As with most culture-war issues, one Supreme Court decision did not settle things. For years in the early 1800s, Americans battled over the proper role of tax funding for religious schools. As Green wrote in The Bible, the School, and the Constitution, in New York City in 1822 the Bethel Baptist Church made its case for more tax funding for its tuition-free “charity schools.” At the time, the notion that religious schools would receive some portion of state money was not unusual. New York’s church schools, run by a host of denominations including both Protestants and Catholics, had long divvied up funding from the city to educate low-income youth.

It was a mess. Taxpayers unhappily funded a host of religious schools, paying for children to learn religious ideas they found objectionable. In 1825, New York’s Common Council decided—like the Supreme Court a few years earlier—that there was no good way for government to become entangled with controversial religious ideas, so it strengthened the wall between the public treasury and any school that promoted “private and sectarian interests.”

As New York’s leaders recognized at the time, the decision came down to choosing between an unpopular position and an impossible one. The city could cut off funding to any school that taught controversial, “sectarian” religious ideas, which would be unpopular. Or it could keep funding all religious schools, no matter how controversial their doctrines, but that would be impossible—it would force taxpayers to pay for every religious school, no matter what beliefs it taught.

The choice was clear. No tax money would go to any sectarian school. In the language of 1831, the Council declared, “If all sectarian schools be admitted to the receipt of a portion of a fund sacredly appropriated to the support of common schools, it will give rise to a religious and antireligious party, which will call into active exercise the passions and prejudices of men.”

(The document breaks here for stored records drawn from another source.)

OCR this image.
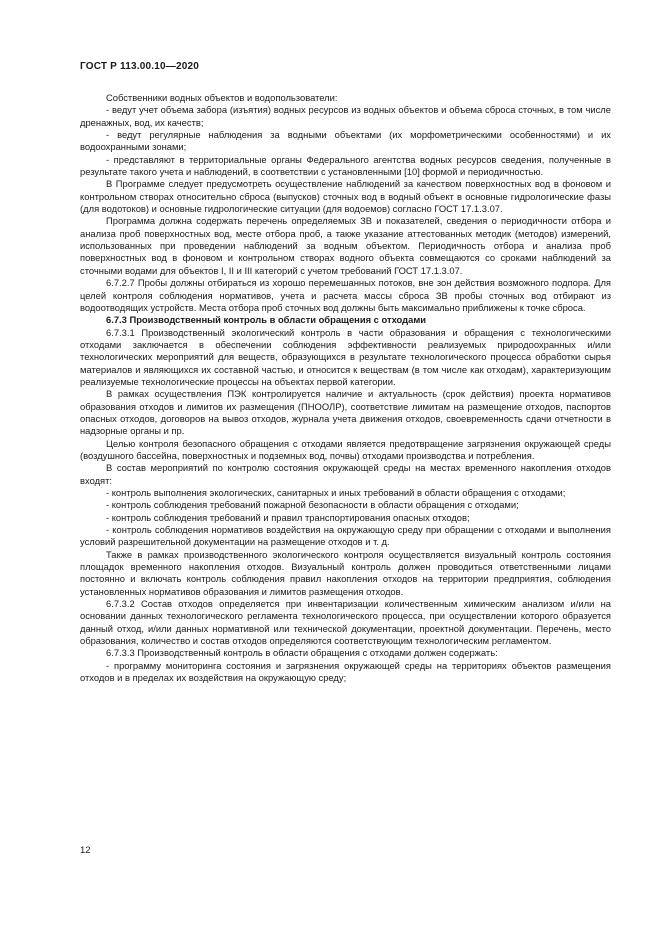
ГОСТ Р 113.00.10—2020

Собственники водных объектов и водопользователи:

- ведут учет объема забора (изъятия) водных ресурсов из водных объектов и объема сброса сточных, в том числе дренажных, вод, их качеств;

- ведут регулярные наблюдения за водными объектами (их морфометрическими особенностями) и их водоохранными зонами;

- представляют в территориальные органы Федерального агентства водных ресурсов сведения, полученные в результате такого учета и наблюдений, в соответствии с установленными [10] формой и периодичностью.

В Программе следует предусмотреть осуществление наблюдений за качеством поверхностных вод в фоновом и контрольном створах относительно сброса (выпусков) сточных вод в водный объект в основные гидрологические фазы (для водотоков) и основные гидрологические ситуации (для водоемов) согласно ГОСТ 17.1.3.07.

Программа должна содержать перечень определяемых ЗВ и показателей, сведения о периодичности отбора и анализа проб поверхностных вод, месте отбора проб, а также указание аттестованных методик (методов) измерений, использованных при проведении наблюдений за водным объектом. Периодичность отбора и анализа проб поверхностных вод в фоновом и контрольном створах водного объекта совмещаются со сроками наблюдений за сточными водами для объектов I, II и III категорий с учетом требований ГОСТ 17.1.3.07.

6.7.2.7 Пробы должны отбираться из хорошо перемешанных потоков, вне зон действия возможного подпора. Для целей контроля соблюдения нормативов, учета и расчета массы сброса ЗВ пробы сточных вод отбирают из водоотводящих устройств. Места отбора проб сточных вод должны быть максимально приближены к точке сброса.

6.7.3 Производственный контроль в области обращения с отходами

6.7.3.1 Производственный экологический контроль в части образования и обращения с технологическими отходами заключается в обеспечении соблюдения эффективности реализуемых природоохранных и/или технологических мероприятий для веществ, образующихся в результате технологического процесса обработки сырья материалов и являющихся их составной частью, и относится к веществам (в том числе как отходам), характеризующим реализуемые технологические процессы на объектах первой категории.

В рамках осуществления ПЭК контролируется наличие и актуальность (срок действия) проекта нормативов образования отходов и лимитов их размещения (ПНООЛР), соответствие лимитам на размещение отходов, паспортов опасных отходов, договоров на вывоз отходов, журнала учета движения отходов, своевременность сдачи отчетности в надзорные органы и пр.

Целью контроля безопасного обращения с отходами является предотвращение загрязнения окружающей среды (воздушного бассейна, поверхностных и подземных вод, почвы) отходами производства и потребления.

В состав мероприятий по контролю состояния окружающей среды на местах временного накопления отходов входят:

- контроль выполнения экологических, санитарных и иных требований в области обращения с отходами;

- контроль соблюдения требований пожарной безопасности в области обращения с отходами;

- контроль соблюдения требований и правил транспортирования опасных отходов;

- контроль соблюдения нормативов воздействия на окружающую среду при обращении с отходами и выполнения условий разрешительной документации на размещение отходов и т. д.

Также в рамках производственного экологического контроля осуществляется визуальный контроль состояния площадок временного накопления отходов. Визуальный контроль должен проводиться ответственными лицами постоянно и включать контроль соблюдения правил накопления отходов на территории предприятия, соблюдения установленных нормативов образования и лимитов размещения отходов.

6.7.3.2 Состав отходов определяется при инвентаризации количественным химическим анализом и/или на основании данных технологического регламента технологического процесса, при осуществлении которого образуется данный отход, и/или данных нормативной или технической документации, проектной документации. Перечень, место образования, количество и состав отходов определяются соответствующим технологическим регламентом.

6.7.3.3 Производственный контроль в области обращения с отходами должен содержать:

- программу мониторинга состояния и загрязнения окружающей среды на территориях объектов размещения отходов и в пределах их воздействия на окружающую среду;

12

Though things changed a great deal between the early 1800s and the late 1900s, that principle remained in place. Public schools and public funding would be walled off from any controversial religious ideas. The definition of a controversial religious idea was itself always controversial, and certainly many definitions were guided by widely shared Protestant prejudices, but when by 1963 common practices such as devotional Bible reading and teacher-led prayers had come to seem undeniably controversial, the Supreme Court ruled them out. It wasn’t any more popular in the 1960s than it had been in the 1820s, but it was the only possible solution.

In the name of fighting anti-religious “bigotry” and promoting school “choice,” today’s Supreme Court has ignored this hard-learned lesson. Instead, it has chosen to fan 21st-century “passions and prejudices.” It has chosen, in Kennedy, to see the very public prayers of a very public school figure as somehow a “private religious exercise.” And it has denounced as “discrimination” in Carson the idea that government might try to exclude religious schools only because they taught profoundly, disturbingly controversial ideas—only because they proudly discriminated against LGBTQ students, as well as Catholics, Muslims, Jews, Hindus, Buddhists, even most other Protestants, and of course any nonreligious people.

The Court has re-created the impossible situation of the early 1800s: Schools will become excessively entangled with religion, and taxpayers will have to foot the bill. Teachers and coaches will take their paychecks and feel free to preach and pray. Families will take public tax money and spend it on private religious schools. The obvious problems will result from children who feel coerced to pray and from religious schools that teach anti-LGBTQ and creationist ideas, but the dilemmas are even broader. What about a teacher who offers optional test prep, with prayer being the cost of admission? What about a religious school that teaches that women and girls are inherently inferior and do not deserve education?

The religion-school culture wars of the early 1800s proved how impossible these questions would be, so Americans walled them off. That wall protected both Church and school. We’re going to miss it.